Abstract

Background: The management of locally advanced head and neck cancer remains a challenge to most oncologists and their patients. Treatment with epithelial growth factor receptor inhibitors (EGFRIs) is associated with a good response. Cetuximab, a chimeric monoclonal antibody directed against epithelial growth factor receptor (EGFR), in combination with radiation therapy is indicated for the treatment of locally advanced squamous cell carcinoma of the head and neck. Although a mild acneiform skin rash (Grade 1, 2) is very common in these patients, severe rash (Grade 3) is uncommon.Case report: A 61-year-old African American man with locally advanced oropharyngeal cancer was treated with cetuximab and radiation. He developed a sudden flare-up of a skin rash after the 5th cycle of cetuximab following use of over-the-counter (OTC) skin care remedies. The rash manifested with severe maculopapular eruption and erythematous rash, along with desquamation and exfoliation of the skin, mainly on the face and neck area.
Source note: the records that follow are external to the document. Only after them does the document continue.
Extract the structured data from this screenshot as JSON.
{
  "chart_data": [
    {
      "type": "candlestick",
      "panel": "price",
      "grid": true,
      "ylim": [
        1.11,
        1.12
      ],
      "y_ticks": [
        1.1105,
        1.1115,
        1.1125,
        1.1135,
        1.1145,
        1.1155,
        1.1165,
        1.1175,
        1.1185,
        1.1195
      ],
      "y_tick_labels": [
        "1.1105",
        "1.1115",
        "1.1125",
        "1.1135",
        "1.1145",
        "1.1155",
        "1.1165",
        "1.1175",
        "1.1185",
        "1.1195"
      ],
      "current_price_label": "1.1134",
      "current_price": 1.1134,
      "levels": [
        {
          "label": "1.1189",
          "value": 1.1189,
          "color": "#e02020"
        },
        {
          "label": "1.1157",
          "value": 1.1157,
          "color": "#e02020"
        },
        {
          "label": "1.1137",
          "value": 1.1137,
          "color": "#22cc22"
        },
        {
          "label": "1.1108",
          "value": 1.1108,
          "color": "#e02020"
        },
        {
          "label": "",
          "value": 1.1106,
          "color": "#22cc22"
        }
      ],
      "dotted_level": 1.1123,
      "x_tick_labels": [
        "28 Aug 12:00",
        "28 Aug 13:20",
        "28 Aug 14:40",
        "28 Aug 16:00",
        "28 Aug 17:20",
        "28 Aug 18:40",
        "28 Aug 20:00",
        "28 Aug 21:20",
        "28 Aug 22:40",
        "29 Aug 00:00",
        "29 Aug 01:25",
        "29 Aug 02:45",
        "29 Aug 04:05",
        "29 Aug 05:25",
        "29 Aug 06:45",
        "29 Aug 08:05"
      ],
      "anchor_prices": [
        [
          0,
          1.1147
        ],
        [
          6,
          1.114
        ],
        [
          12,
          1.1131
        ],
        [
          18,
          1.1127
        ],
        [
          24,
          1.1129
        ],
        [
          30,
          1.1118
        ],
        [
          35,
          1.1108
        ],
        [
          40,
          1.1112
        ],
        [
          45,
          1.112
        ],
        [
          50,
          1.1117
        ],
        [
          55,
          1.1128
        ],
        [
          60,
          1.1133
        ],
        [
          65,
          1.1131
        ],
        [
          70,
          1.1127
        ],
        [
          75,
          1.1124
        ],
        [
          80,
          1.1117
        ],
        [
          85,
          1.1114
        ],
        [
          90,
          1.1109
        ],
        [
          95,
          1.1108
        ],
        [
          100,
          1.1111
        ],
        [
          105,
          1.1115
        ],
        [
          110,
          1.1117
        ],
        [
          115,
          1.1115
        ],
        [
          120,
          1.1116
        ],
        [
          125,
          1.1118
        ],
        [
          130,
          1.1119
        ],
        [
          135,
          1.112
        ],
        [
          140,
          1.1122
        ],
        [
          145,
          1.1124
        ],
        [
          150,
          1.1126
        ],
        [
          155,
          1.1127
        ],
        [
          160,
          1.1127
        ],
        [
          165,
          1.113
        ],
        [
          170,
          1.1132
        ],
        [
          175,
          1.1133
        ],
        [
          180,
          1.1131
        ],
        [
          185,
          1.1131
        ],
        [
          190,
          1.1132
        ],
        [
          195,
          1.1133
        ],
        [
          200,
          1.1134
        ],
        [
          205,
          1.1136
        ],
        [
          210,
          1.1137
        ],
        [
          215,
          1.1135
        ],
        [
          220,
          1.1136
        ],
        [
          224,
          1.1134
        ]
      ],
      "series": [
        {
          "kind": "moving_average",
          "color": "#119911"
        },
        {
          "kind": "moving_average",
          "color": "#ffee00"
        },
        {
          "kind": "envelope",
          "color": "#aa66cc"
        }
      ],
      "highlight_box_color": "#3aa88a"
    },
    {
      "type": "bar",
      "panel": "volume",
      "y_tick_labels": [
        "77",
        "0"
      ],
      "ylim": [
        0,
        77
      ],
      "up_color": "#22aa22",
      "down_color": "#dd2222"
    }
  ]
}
The patient denied any extraordinary sun exposure. Cetuximab and radiation therapy were held for 1 week and the rash was treated with doxycycline, diphenhydramine, and continued use of natural emollient (Vaseline petroleum jelly). After 1 week, a dramatic improvement of the facial rash was noticed.Discussion: Our report describes a sudden flare-up of a skin rash (Grade 3) after the 5th cycle of cetuximab following use of OTC skin care remedies, which was unusual for this patient, suggesting a possible relation to the therapy. Skin crucially depends on EGFR for its normal function and becomes extremely sensitive during cetuximab therapy. Topical OTC acne and dry skin remedies can suddenly change the mild acneiform rash into severe skin toxicity associated with marked desquamation and exfoliation. Avoidance of further skin damage caused by topical applications and the use of doxycycline and diphenhydramine show a significant success in the management of skin toxicity.